Le progrès par la mixité des modèles juridiques 

Laure Lavorel veut que son mandat permette également de servir des causes qui lui tiennent à cœur. Fière de diriger une association paritaire, elle s'investit dans les questions d'égalité femmes/hommes, consciente de son "destin particulier" lui ayant permis de mener de front une vie de famille et une carrière internationale à un poste de haut management. Pour y parvenir, elle milite pour la généralisation de l’utilisation des quotas durant "une période de transition, comme un outil parmi d’autres pour que l’égalité devienne la norme". Elle nourrit également l’ambition d’améliorer l’intégration des personnes handicapées dans les métiers juridiques. Déjà ambassadrice du handicap chez CA Technologies, elle porte aujourd’hui ce combat au sein des entreprises membres du Cercle. “Nous devons prendre en compte le plus grand nombre possible de situations de handicap. L’insertion des personnes handicapées doit être promue. Pour cela, je cherche à développer des programmes awareness, similaires aux techniques anglo-saxonnes plus anciennes qui font pour l’instant leurs preuves.” N’importe qui en effet peut se retrouver en situation de handicap à la suite d’un accident de la vie. La filière juridique se doit d’être inclusive dans son ensemble.

En France, les juristes s’imaginent souvent uniquement comme des experts, ce qui est une erreur à mon sens. Il faudrait au contraire faire des juristes des business people.

Cette volonté de rapprocher les conceptions françaises et anglo-saxonnes du métier de juriste, cette résidente suisse la tire de son propre parcours, ancré dans le multiculturalisme. Après ses études de droit, Laure Lavorel rejoint le barreau de Paris et développe rapidement son savoir-faire en droit des nouvelles technologies au sein de cabinets internationaux tels qu’Archibald Andersen avant de rejoindre Oracle, l’un des leaders mondiaux de logiciels, puis CA Technologies, dont elle devient la directrice juridique. En 2019, l’entreprise rejoint Broadcom au cours d’un rachat surprise mené par le géant américain de l'industrie de l’électronique. C’est donc toujours sous pavillon américain que Laure Lavorel poursuit son activité de directrice juridique, un parcours intense au plus haut niveau qu'elle ne regrette pas aujourd’hui. “J’aurais du mal à quitter les américains, il y a une telle reconnaissance du juriste, de notre travail”, confie-t-elle, traçant des parallèles avec ses confrères français. “En France, les juristes s’imaginent souvent uniquement comme des experts, ce qui est une erreur à mon sens.
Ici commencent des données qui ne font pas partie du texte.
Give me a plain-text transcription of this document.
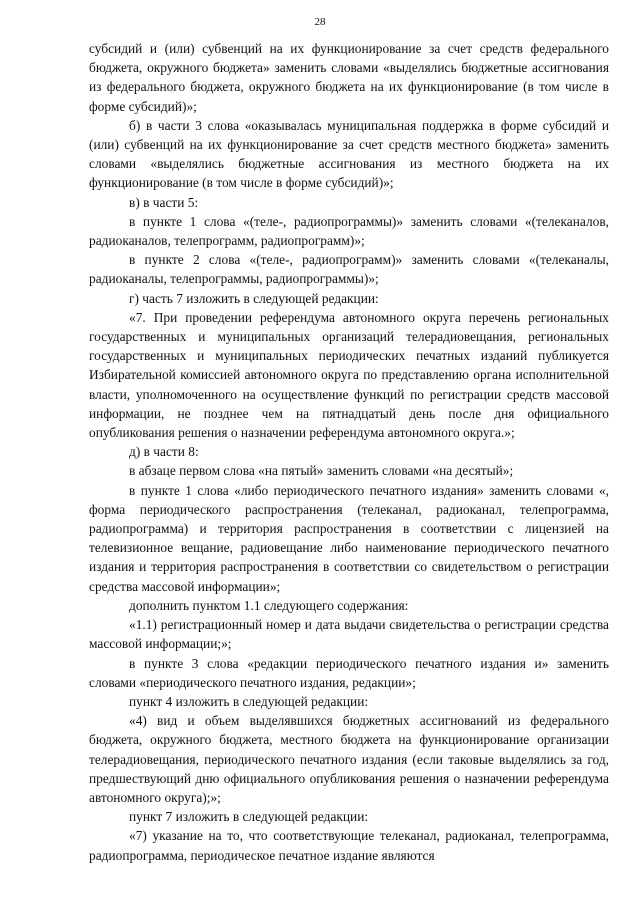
28

субсидий и (или) субвенций на их функционирование за счет средств федерального бюджета, окружного бюджета» заменить словами «выделялись бюджетные ассигнования из федерального бюджета, окружного бюджета на их функционирование (в том числе в форме субсидий)»;

б) в части 3 слова «оказывалась муниципальная поддержка в форме субсидий и (или) субвенций на их функционирование за счет средств местного бюджета» заменить словами «выделялись бюджетные ассигнования из местного бюджета на их функционирование (в том числе в форме субсидий)»;

в) в части 5:

в пункте 1 слова «(теле-, радиопрограммы)» заменить словами «(телеканалов, радиоканалов, телепрограмм, радиопрограмм)»;

в пункте 2 слова «(теле-, радиопрограмм)» заменить словами «(телеканалы, радиоканалы, телепрограммы, радиопрограммы)»;

г) часть 7 изложить в следующей редакции:

«7. При проведении референдума автономного округа перечень региональных государственных и муниципальных организаций телерадиовещания, региональных государственных и муниципальных периодических печатных изданий публикуется Избирательной комиссией автономного округа по представлению органа исполнительной власти, уполномоченного на осуществление функций по регистрации средств массовой информации, не позднее чем на пятнадцатый день после дня официального опубликования решения о назначении референдума автономного округа.»;

д) в части 8:

в абзаце первом слова «на пятый» заменить словами «на десятый»;

в пункте 1 слова «либо периодического печатного издания» заменить словами «, форма периодического распространения (телеканал, радиоканал, телепрограмма, радиопрограмма) и территория распространения в соответствии с лицензией на телевизионное вещание, радиовещание либо наименование периодического печатного издания и территория распространения в соответствии со свидетельством о регистрации средства массовой информации»;

дополнить пунктом 1.1 следующего содержания:

«1.1) регистрационный номер и дата выдачи свидетельства о регистрации средства массовой информации;»;

в пункте 3 слова «редакции периодического печатного издания и» заменить словами «периодического печатного издания, редакции»;

пункт 4 изложить в следующей редакции:

«4) вид и объем выделявшихся бюджетных ассигнований из федерального бюджета, окружного бюджета, местного бюджета на функционирование организации телерадиовещания, периодического печатного издания (если таковые выделялись за год, предшествующий дню официального опубликования решения о назначении референдума автономного округа);»;

пункт 7 изложить в следующей редакции:

«7) указание на то, что соответствующие телеканал, радиоканал, телепрограмма, радиопрограмма, периодическое печатное издание являются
Il faudrait au contraire faire des juristes des business people, des atouts pour les stratégies commerciales des entreprises, suivre la conception américaine du métier qui participe à créer des entreprises leaders au niveau mondial”

Une vie au service du progrès

Son parcours international ne rompt cependant en rien les liens que Laure Lavorel conserve avec la France, par sa famille, sa nationalité mais également son attachement à la communauté, qu'elle manifeste en se mobilisant au sein d’associations de réseau comme les Œnologues du Palais, ou plus récemment au sein du Barreau en entreprise. "J’ai aussi développé mon sens du service public en acceptant d’être un temps juge au tribunal de commerce de Paris, un poste que j’ai dû quitter avec regrets”. En parallèle de son poste de directrice juridique et des quelque vingt heures hebdomadaires qu’elle consacre à son mandat de présidente d’association, cette travailleuse acharnée transpose dans ses centres d’intérêt sa vision du juriste. Danseuse classique depuis de nombreuses années, elle trouve dans cet art la même rigueur que dans son métier, s’amusant à observer que “la danse est le meilleur sport pour quelqu’un comme moi : il faut être un parfait technicien mais aussi apporter un supplément d’âme, une créativité qui fait d’une personne un danseur étoile ou un grand juriste”. L’aisance avec laquelle cette amatrice de théâtre porte ses multiples casquettes repose sur sa relation au temps : celle qui ne remet jamais quoi que ce soit au lendemain n’est pas perfectionniste pour un sou, préférant les principes de Pareto qui veulent que 80 % d'un résultat provienne de 20 % de notre travail. Le nécessaire pour le maximum, l’efficacité anglo-saxonne.